That troublesome twosome is at it again--or I should say, still at it--demanding that President Obama get cracking on precisely what he's already doing: assembling and leading "a coordinated, multilateral effort" against ISIS.
Such is McCain-Graham's principal harangue in a NYT op-ed, juxtaposed by John Kerry's op-ed, in which he urges "a global coalition using political, humanitarian, economic, law enforcement and intelligence tools to support military force ... led by the United States."
I await my NYT invitation to write a stirring, McCain-Graham-like op-ed demanding that Eric Cantor resign his leadership post and leave Congress.
Still, with the troublesome twosome there's always the selfsame joker played in its selfsame stratagem: "We should embed additional United States special forces and advisers with our partners on the ground," they write, "not to engage in combat, but to help our partners fight ISIS and direct airstrikes against it."

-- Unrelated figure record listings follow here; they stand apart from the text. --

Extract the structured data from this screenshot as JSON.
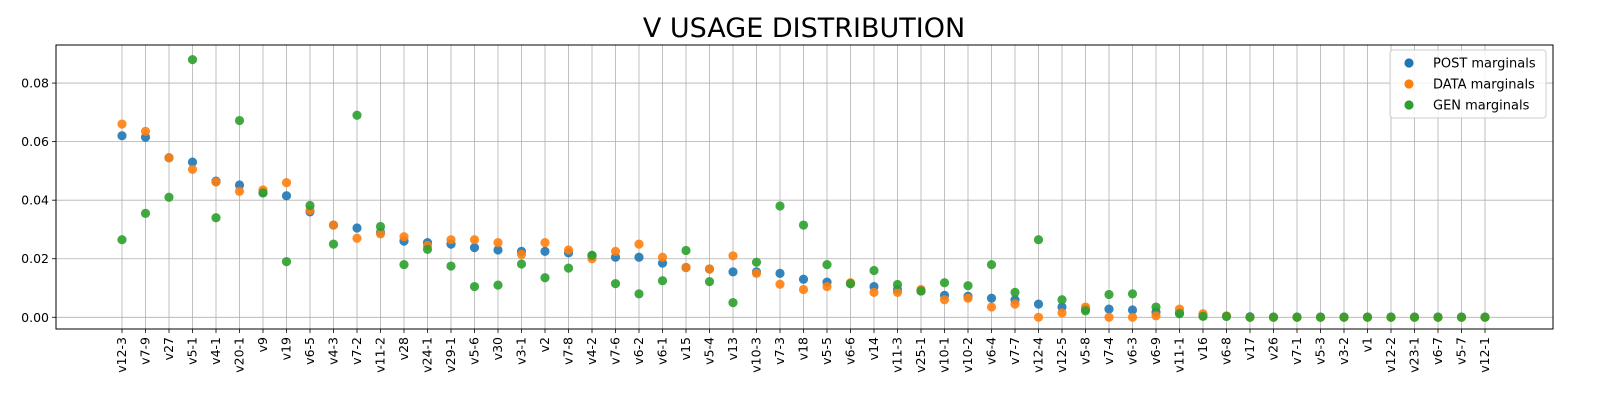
{
  "chart_data": {
    "type": "scatter",
    "title": "V USAGE DISTRIBUTION",
    "xlabel": "",
    "ylabel": "",
    "ylim": [
      -0.004,
      0.093
    ],
    "yticks": [
      "0.00",
      "0.02",
      "0.04",
      "0.06",
      "0.08"
    ],
    "grid": true,
    "legend_position": "top-right",
    "categories": [
      "v12-3",
      "v7-9",
      "v27",
      "v5-1",
      "v4-1",
      "v20-1",
      "v9",
      "v19",
      "v6-5",
      "v4-3",
      "v7-2",
      "v11-2",
      "v28",
      "v24-1",
      "v29-1",
      "v5-6",
      "v30",
      "v3-1",
      "v2",
      "v7-8",
      "v4-2",
      "v7-6",
      "v6-2",
      "v6-1",
      "v15",
      "v5-4",
      "v13",
      "v10-3",
      "v7-3",
      "v18",
      "v5-5",
      "v6-6",
      "v14",
      "v11-3",
      "v25-1",
      "v10-1",
      "v10-2",
      "v6-4",
      "v7-7",
      "v12-4",
      "v12-5",
      "v5-8",
      "v7-4",
      "v6-3",
      "v6-9",
      "v11-1",
      "v16",
      "v6-8",
      "v17",
      "v26",
      "v7-1",
      "v5-3",
      "v3-2",
      "v1",
      "v12-2",
      "v23-1",
      "v6-7",
      "v5-7",
      "v12-1"
    ],
    "series": [
      {
        "name": "POST marginals",
        "color": "#1f77b4",
        "values": [
          0.062,
          0.0615,
          0.0545,
          0.053,
          0.0465,
          0.0452,
          0.0425,
          0.0415,
          0.036,
          0.0315,
          0.0305,
          0.029,
          0.026,
          0.0255,
          0.025,
          0.0238,
          0.023,
          0.0225,
          0.0225,
          0.022,
          0.021,
          0.0205,
          0.0205,
          0.0185,
          0.017,
          0.0165,
          0.0155,
          0.0155,
          0.015,
          0.013,
          0.012,
          0.0115,
          0.0105,
          0.0095,
          0.009,
          0.0075,
          0.0072,
          0.0065,
          0.006,
          0.0045,
          0.0035,
          0.0028,
          0.0028,
          0.0025,
          0.0018,
          0.0015,
          0.0005,
          0.0003,
          0.0002,
          0.0001,
          0.0001,
          0.0001,
          0.0001,
          0.0001,
          0.0001,
          0.0001,
          0.0001,
          0.0001,
          0.0001
        ]
      },
      {
        "name": "DATA marginals",
        "color": "#ff7f0e",
        "values": [
          0.066,
          0.0635,
          0.0545,
          0.0505,
          0.0462,
          0.043,
          0.0435,
          0.046,
          0.0365,
          0.0315,
          0.027,
          0.0285,
          0.0275,
          0.0245,
          0.0265,
          0.0265,
          0.0255,
          0.0215,
          0.0255,
          0.023,
          0.02,
          0.0225,
          0.025,
          0.0205,
          0.017,
          0.0165,
          0.021,
          0.015,
          0.0113,
          0.0095,
          0.0105,
          0.0118,
          0.0085,
          0.0085,
          0.0095,
          0.006,
          0.0065,
          0.0035,
          0.0045,
          0.0,
          0.0015,
          0.0035,
          0.0,
          0.0,
          0.0005,
          0.0028,
          0.0012,
          0.0005,
          0.0,
          0.0,
          0.0,
          0.0,
          0.0,
          0.0,
          0.0,
          0.0,
          0.0,
          0.0,
          0.0
        ]
      },
      {
        "name": "GEN marginals",
        "color": "#2ca02c",
        "values": [
          0.0265,
          0.0355,
          0.041,
          0.088,
          0.034,
          0.0672,
          0.0425,
          0.019,
          0.0382,
          0.025,
          0.069,
          0.031,
          0.018,
          0.0232,
          0.0175,
          0.0105,
          0.011,
          0.0182,
          0.0135,
          0.0168,
          0.0212,
          0.0115,
          0.008,
          0.0125,
          0.0228,
          0.0122,
          0.005,
          0.0188,
          0.038,
          0.0315,
          0.018,
          0.0115,
          0.016,
          0.0112,
          0.009,
          0.0118,
          0.0108,
          0.018,
          0.0085,
          0.0265,
          0.006,
          0.0022,
          0.0078,
          0.008,
          0.0035,
          0.0012,
          0.0003,
          0.0003,
          0.0,
          0.0,
          0.0,
          0.0,
          0.0,
          0.0,
          0.0,
          0.0,
          0.0,
          0.0,
          0.0
        ]
      }
    ]
  }
}
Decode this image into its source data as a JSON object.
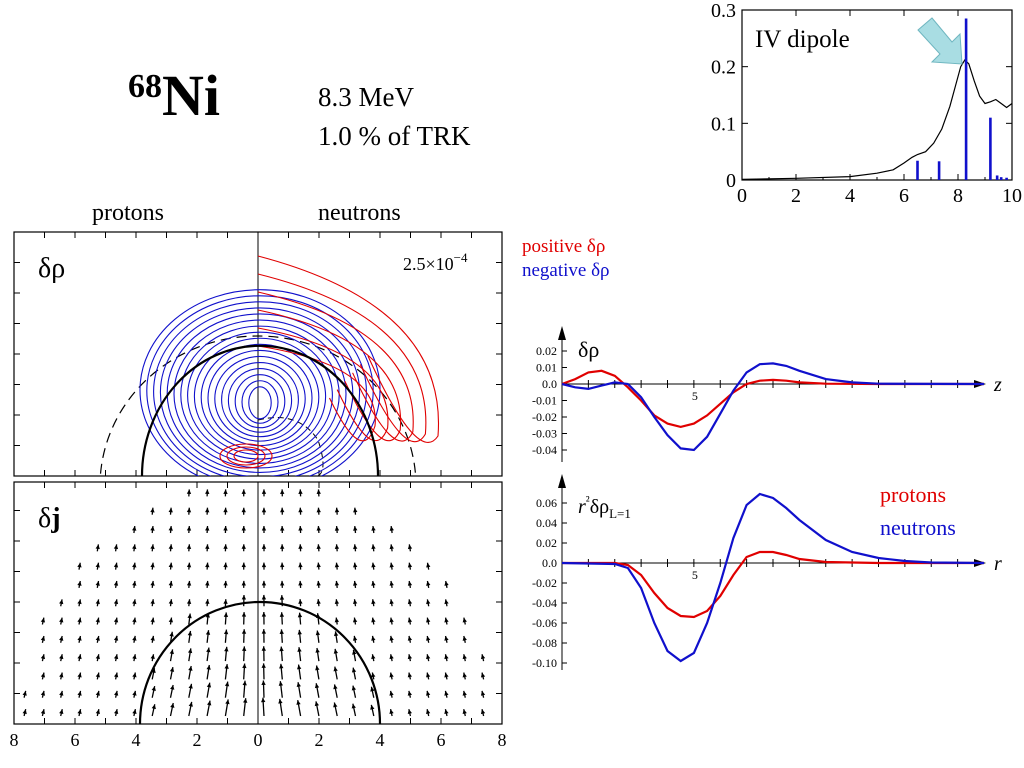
{
  "nucleus": {
    "mass_number": "68",
    "symbol": "Ni"
  },
  "state": {
    "energy": "8.3 MeV",
    "strength": "1.0 % of TRK"
  },
  "headers": {
    "protons": "protons",
    "neutrons": "neutrons"
  },
  "panels": {
    "density_label": "δρ",
    "current_label_symbol": "δ",
    "current_label_bold": "j",
    "contour_step_base": "2.5×10",
    "contour_step_exp": "−4"
  },
  "legend": {
    "positive": "positive δρ",
    "negative": "negative δρ",
    "protons": "protons",
    "neutrons": "neutrons",
    "colors": {
      "positive": "#e00000",
      "negative": "#1010cc",
      "protons": "#e00000",
      "neutrons": "#1010cc"
    }
  },
  "chart_data": [
    {
      "id": "strength",
      "type": "line",
      "annotation": "IV dipole",
      "xlim": [
        0,
        10
      ],
      "ylim": [
        0,
        0.3
      ],
      "x_ticks": [
        0,
        2,
        4,
        6,
        8,
        10
      ],
      "y_ticks": [
        "0",
        "0.1",
        "0.2",
        "0.3"
      ],
      "series": [
        {
          "kind": "curve",
          "color": "#000000",
          "points": [
            [
              0,
              0.001
            ],
            [
              2,
              0.003
            ],
            [
              4,
              0.006
            ],
            [
              5,
              0.012
            ],
            [
              5.6,
              0.018
            ],
            [
              6.0,
              0.03
            ],
            [
              6.3,
              0.04
            ],
            [
              6.5,
              0.045
            ],
            [
              6.8,
              0.05
            ],
            [
              7.1,
              0.065
            ],
            [
              7.4,
              0.09
            ],
            [
              7.7,
              0.13
            ],
            [
              7.9,
              0.165
            ],
            [
              8.1,
              0.2
            ],
            [
              8.25,
              0.212
            ],
            [
              8.4,
              0.205
            ],
            [
              8.6,
              0.175
            ],
            [
              8.8,
              0.148
            ],
            [
              9.0,
              0.135
            ],
            [
              9.2,
              0.138
            ],
            [
              9.4,
              0.142
            ],
            [
              9.6,
              0.135
            ],
            [
              9.8,
              0.128
            ],
            [
              10,
              0.135
            ]
          ]
        },
        {
          "kind": "sticks",
          "color": "#1010cc",
          "points": [
            [
              6.5,
              0.034
            ],
            [
              7.3,
              0.033
            ],
            [
              8.3,
              0.285
            ],
            [
              9.2,
              0.11
            ],
            [
              9.45,
              0.008
            ],
            [
              9.6,
              0.005
            ],
            [
              9.8,
              0.004
            ]
          ]
        }
      ]
    },
    {
      "id": "transition_density",
      "type": "line",
      "ylabel": "δρ",
      "xlabel": "z",
      "xlim": [
        0,
        16
      ],
      "ylim": [
        -0.045,
        0.025
      ],
      "x_tick_labels": [
        "5"
      ],
      "y_ticks": [
        "0.02",
        "0.01",
        "0.0",
        "-0.01",
        "-0.02",
        "-0.03",
        "-0.04"
      ],
      "series": [
        {
          "name": "protons",
          "color": "#e00000",
          "points": [
            [
              0,
              0
            ],
            [
              0.5,
              0.003
            ],
            [
              1,
              0.007
            ],
            [
              1.5,
              0.008
            ],
            [
              2,
              0.005
            ],
            [
              2.5,
              -0.002
            ],
            [
              3,
              -0.01
            ],
            [
              3.5,
              -0.019
            ],
            [
              4,
              -0.024
            ],
            [
              4.5,
              -0.026
            ],
            [
              5,
              -0.024
            ],
            [
              5.5,
              -0.019
            ],
            [
              6,
              -0.012
            ],
            [
              6.5,
              -0.005
            ],
            [
              7,
              0
            ],
            [
              7.5,
              0.002
            ],
            [
              8,
              0.0025
            ],
            [
              8.5,
              0.002
            ],
            [
              9,
              0.001
            ],
            [
              10,
              0.0002
            ],
            [
              12,
              0
            ],
            [
              16,
              0
            ]
          ]
        },
        {
          "name": "neutrons",
          "color": "#1010cc",
          "points": [
            [
              0,
              0
            ],
            [
              0.5,
              -0.002
            ],
            [
              1,
              -0.003
            ],
            [
              1.5,
              -0.001
            ],
            [
              2,
              0.001
            ],
            [
              2.5,
              0
            ],
            [
              3,
              -0.008
            ],
            [
              3.5,
              -0.02
            ],
            [
              4,
              -0.031
            ],
            [
              4.5,
              -0.039
            ],
            [
              5,
              -0.04
            ],
            [
              5.5,
              -0.032
            ],
            [
              6,
              -0.018
            ],
            [
              6.5,
              -0.004
            ],
            [
              7,
              0.007
            ],
            [
              7.5,
              0.012
            ],
            [
              8,
              0.0125
            ],
            [
              8.5,
              0.011
            ],
            [
              9,
              0.008
            ],
            [
              10,
              0.003
            ],
            [
              11,
              0.001
            ],
            [
              12,
              0.0002
            ],
            [
              16,
              0
            ]
          ]
        }
      ]
    },
    {
      "id": "radial_L1",
      "type": "line",
      "ylabel": "r²δρL=1",
      "xlabel": "r",
      "xlim": [
        0,
        16
      ],
      "ylim": [
        -0.105,
        0.075
      ],
      "x_tick_labels": [
        "5"
      ],
      "y_ticks": [
        "0.06",
        "0.04",
        "0.02",
        "0.0",
        "-0.02",
        "-0.04",
        "-0.06",
        "-0.08",
        "-0.10"
      ],
      "series": [
        {
          "name": "protons",
          "color": "#e00000",
          "points": [
            [
              0,
              0
            ],
            [
              2,
              0
            ],
            [
              2.5,
              -0.002
            ],
            [
              3,
              -0.012
            ],
            [
              3.5,
              -0.03
            ],
            [
              4,
              -0.045
            ],
            [
              4.5,
              -0.053
            ],
            [
              5,
              -0.054
            ],
            [
              5.5,
              -0.048
            ],
            [
              6,
              -0.033
            ],
            [
              6.5,
              -0.012
            ],
            [
              7,
              0.006
            ],
            [
              7.5,
              0.011
            ],
            [
              8,
              0.011
            ],
            [
              8.5,
              0.008
            ],
            [
              9,
              0.004
            ],
            [
              10,
              0.001
            ],
            [
              12,
              0
            ],
            [
              16,
              0
            ]
          ]
        },
        {
          "name": "neutrons",
          "color": "#1010cc",
          "points": [
            [
              0,
              0
            ],
            [
              2,
              -0.001
            ],
            [
              2.5,
              -0.005
            ],
            [
              3,
              -0.025
            ],
            [
              3.5,
              -0.06
            ],
            [
              4,
              -0.088
            ],
            [
              4.5,
              -0.098
            ],
            [
              5,
              -0.09
            ],
            [
              5.5,
              -0.06
            ],
            [
              6,
              -0.02
            ],
            [
              6.5,
              0.025
            ],
            [
              7,
              0.058
            ],
            [
              7.5,
              0.069
            ],
            [
              8,
              0.065
            ],
            [
              8.5,
              0.055
            ],
            [
              9,
              0.043
            ],
            [
              10,
              0.023
            ],
            [
              11,
              0.011
            ],
            [
              12,
              0.005
            ],
            [
              13,
              0.002
            ],
            [
              14,
              0.0005
            ],
            [
              16,
              0
            ]
          ]
        }
      ]
    },
    {
      "id": "map_axis",
      "type": "scatter",
      "x_tick_labels": [
        "8",
        "6",
        "4",
        "2",
        "0",
        "2",
        "4",
        "6",
        "8"
      ]
    }
  ]
}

This advice conspicuously poses at least two enormous problems. Until the Obama administration assembles a "coordinated, multilateral effort" against ISIS, we have, other than the peshmerga, virtually no "partners on the ground" to coordinate with. In fact other than the Kurds, there is no competent fighting force on Iraqi ground other than ISIS, which has been the chief beneficiary of McCain-Graham's nearly peerless Middle East advice--that of a 2003 U.S. invasion (which soon created ISIS' forefather, al Qaeda in Iraq) and our subsequent lavishing of military hardware on the utterly worthless Iraqi, ahem, Army (which has since kept ISIS in the militarily armed pink).
The second problem with piling up U.S. special forces and advisors in Iraq and Syria is, like the first, too obvious to much elaborate on. Last night, C-SPAN3 coyly aired a 1963 'U.S. advisors in South Vietnam' training film, which followed the heroic exploits of an all-American Army captain whose unequaled insights into how the locals could defeat the dreaded Vietcong (they being the locals, too) were damned inspiring--and they would have remained damned inspiring had 1963 not been followed by 1964, 1965, and so on. Sixteen thousand U.S. advisers were bivouacking in that sad, corrupt little country in '63. Six years later, more than half a million U.S. combat troops were doing the same.
That's not to say that certain ghastly events could never carry Obama in an additional advisory or even combat-troop direction. Unchecked, ISIS could threaten the entire Levant; yet checking and rolling back ISIS through a fighting regional coalition endowed with minimal U.S. support should be strategically checked off before ever flooding the zone with American personnel.
On President Obama's part, that's just multilateral, coalition-building prudence--which Sens. John McCain and Lindsey Graham don't possess.